Los seres humanos tenemos una vocación al amor. Pero la palabra “amor” se ha degradado y sentimentalizado, y esto tiene un precio. La cultura de nuestro tiempo, masiva, barata y sentimental, ha reivindicado los derechos del corazón, entendidos como el único camino a la felicidad individual y como fundamento inestable de las relaciones interpersonales. Prueba de ello es el predominio de lo sentimental en la vida amorosa; y como el amor vertebra ontológicamente nuestra vida, ésta se tambalea al poner el pie en un elemento tan escurridizo como es el sentimiento de estar enamorado…
MAGDALENA VELASCO KINDELÁN

Todas estas consideraciones me han venido a la cabeza al releer un clásico de la literatura universal Ana Karenina, de León Tolstoi. Forma parte, junto con Madame Bovary y La Regenta, de una tríada de novelas extraordinarias que presentan un mismo arquetipo femenino: mujeres jóvenes y bellas, cuyas vidas están sometidas a estrictos criterios morales –mucho más flexibles para los hombres–, y salpicadas por matrimonios de conveniencia –con diferencias de edad y de intereses–, convencionalismos y murmuraciones. Mujeres que se enamoran –o creen enamorarse– de un hombre joven y apasionado, que dice amarlas con locura, pero que, víctimas de su pasión amorosa, caen en la más profunda desgracia.

La fatal caída

Es reseñable la maestría con la que Tolstoi, como gran conocedor del alma humana, muestra el precio que la joven madre Ana Karenina ha de pagar para obtener los derechos de su corazón. Se celebra una fiesta en una hermosa noche. Ana está más bella que nunca, y el conde Wronsky pone en marcha todas sus dotes de seducción; con voz apasionada, le susurra a Ana: “ni aun con el pensamiento puedo separarme de usted: no somos más que la misma persona”. Y Ana se deja seducir. Pocas páginas después Tolstoi narra la fatal y desgarradora entrega a su amante. Es el triunfo de los derechos de la pasión.

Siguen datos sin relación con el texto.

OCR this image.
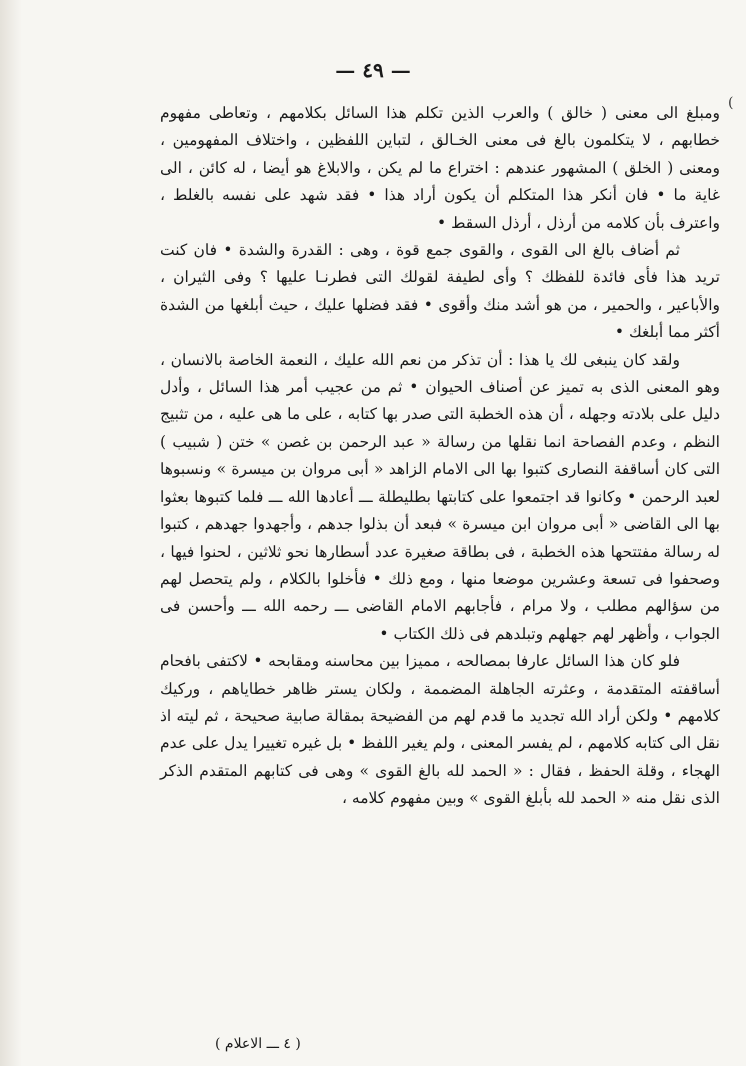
— ٤٩ —
(

ومبلغ الى معنى ( خالق ) والعرب الذين تكلم هذا السائل بكلامهم ، وتعاطى مفهوم خطابهم ، لا يتكلمون بالغ فى معنى الخـالق ، لتباين اللفظين ، واختلاف المفهومين ، ومعنى ( الخلق ) المشهور عندهم : اختراع ما لم يكن ، والابلاغ هو أيضا ، له كائن ، الى غاية ما • فان أنكر هذا المتكلم أن يكون أراد هذا • فقد شهد على نفسه بالغلط ، واعترف بأن كلامه من أرذل ، أرذل السقط •

ثم أضاف بالغ الى القوى ، والقوى جمع قوة ، وهى : القدرة والشدة • فان كنت تريد هذا فأى فائدة للفظك ؟ وأى لطيفة لقولك التى فطرنـا عليها ؟ وفى الثيران ، والأباعير ، والحمير ، من هو أشد منك وأقوى • فقد فضلها عليك ، حيث أبلغها من الشدة أكثر مما أبلغك •

ولقد كان ينبغى لك يا هذا : أن تذكر من نعم الله عليك ، النعمة الخاصة بالانسان ، وهو المعنى الذى به تميز عن أصناف الحيوان • ثم من عجيب أمر هذا السائل ، وأدل دليل على بلادته وجهله ، أن هذه الخطبة التى صدر بها كتابه ، على ما هى عليه ، من تثبيج النظم ، وعدم الفصاحة انما نقلها من رسالة « عبد الرحمن بن غصن » ختن ( شبيب ) التى كان أساقفة النصارى كتبوا بها الى الامام الزاهد « أبى مروان بن ميسرة » ونسبوها لعبد الرحمن • وكانوا قد اجتمعوا على كتابتها بطليطلة ـــ أعادها الله ـــ فلما كتبوها بعثوا بها الى القاضى « أبى مروان ابن ميسرة » فبعد أن بذلوا جدهم ، وأجهدوا جهدهم ، كتبوا له رسالة مفتتحها هذه الخطبة ، فى بطاقة صغيرة عدد أسطارها نحو ثلاثين ، لحنوا فيها ، وصحفوا فى تسعة وعشرين موضعا منها ، ومع ذلك • فأخلوا بالكلام ، ولم يتحصل لهم من سؤالهم مطلب ، ولا مرام ، فأجابهم الامام القاضى ـــ رحمه الله ـــ وأحسن فى الجواب ، وأظهر لهم جهلهم وتبلدهم فى ذلك الكتاب •

فلو كان هذا السائل عارفا بمصالحه ، مميزا بين محاسنه ومقابحه • لاكتفى بافحام أساقفته المتقدمة ، وعثرته الجاهلة المضممة ، ولكان يستر ظاهر خطاياهم ، وركيك كلامهم • ولكن أراد الله تجديد ما قدم لهم من الفضيحة بمقالة صابية صحيحة ، ثم ليته اذ نقل الى كتابه كلامهم ، لم يفسر المعنى ، ولم يغير اللفظ • بل غيره تغييرا يدل على عدم الهجاء ، وقلة الحفظ ، فقال : « الحمد لله بالغ القوى » وهى فى كتابهم المتقدم الذكر الذى نقل منه « الحمد لله بأبلغ القوى » وبين مفهوم كلامه ،

( ٤ ـــ الاعلام )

¡Qué gran momento para el escritor mediocre! ¡Al fin se harán realidad los sueños de Ana, al fin será feliz para siempre! ¡Al fin podrá defenderse frente a una sociedad hipócrita que desconoce el verdadero poder del amor…! Sin embargo, lo que Tolstoi relata no es el encuentro erótico de dos amantes, sino la caída patética y dolorosa en el adulterio, que se manifiesta con todos sus pesados remordimientos. Para definir lo que ha sucedido emplea una expresión de origen bíblico: “La fatal caída”.

Ana Karenina habla de una mujer que, víctima de su pasión amorosa,
cae en la más profunda desgracia

Terror mezclado con alegría

Ésta es la famosa metáfora de fondo religioso –la caída original– que explica la hondura humana de Tolstoi. Así se siente Ana: está humillada, caída en la alfombra, horrorizada de sí misma, inundada de vergüenza y con la sensación de haber cruzado la puerta de lo irreversible. Rechazando a su amante, exclama: “todo ha concluido. Ya no me queda más que tú en el mundo. ¿Lo olvidarás?”. Acababa de perder a su marido, a su hijo, a todos sus amigos, su honor, su dinero y su misma conciencia… Todo por el guapo conde Wronsky. Y, ante ello, siente terror mezclado con alegría. ¿Es posible expresar mejor la angustia de los contrarios, la locura de la pasión?

Los clásicos son imperecederos porque han sabido fijar realidades y misterios recurrentes del alma humana. Nuestro tiempo, tan poco comprometido con nada que no sea el propio deseo, elude las consecuencias de los actos libres. Prefiere no verlos y abandonarse al fatum indominable que gobierna nuestras vidas. Pero los clásicos revelan la lógica interna de los actos humanos libres y sus consecuencias, dicen qué es la pasión, qué es la libertad.

Magdalena Velasco Kindelán es Catedrática de Literatura.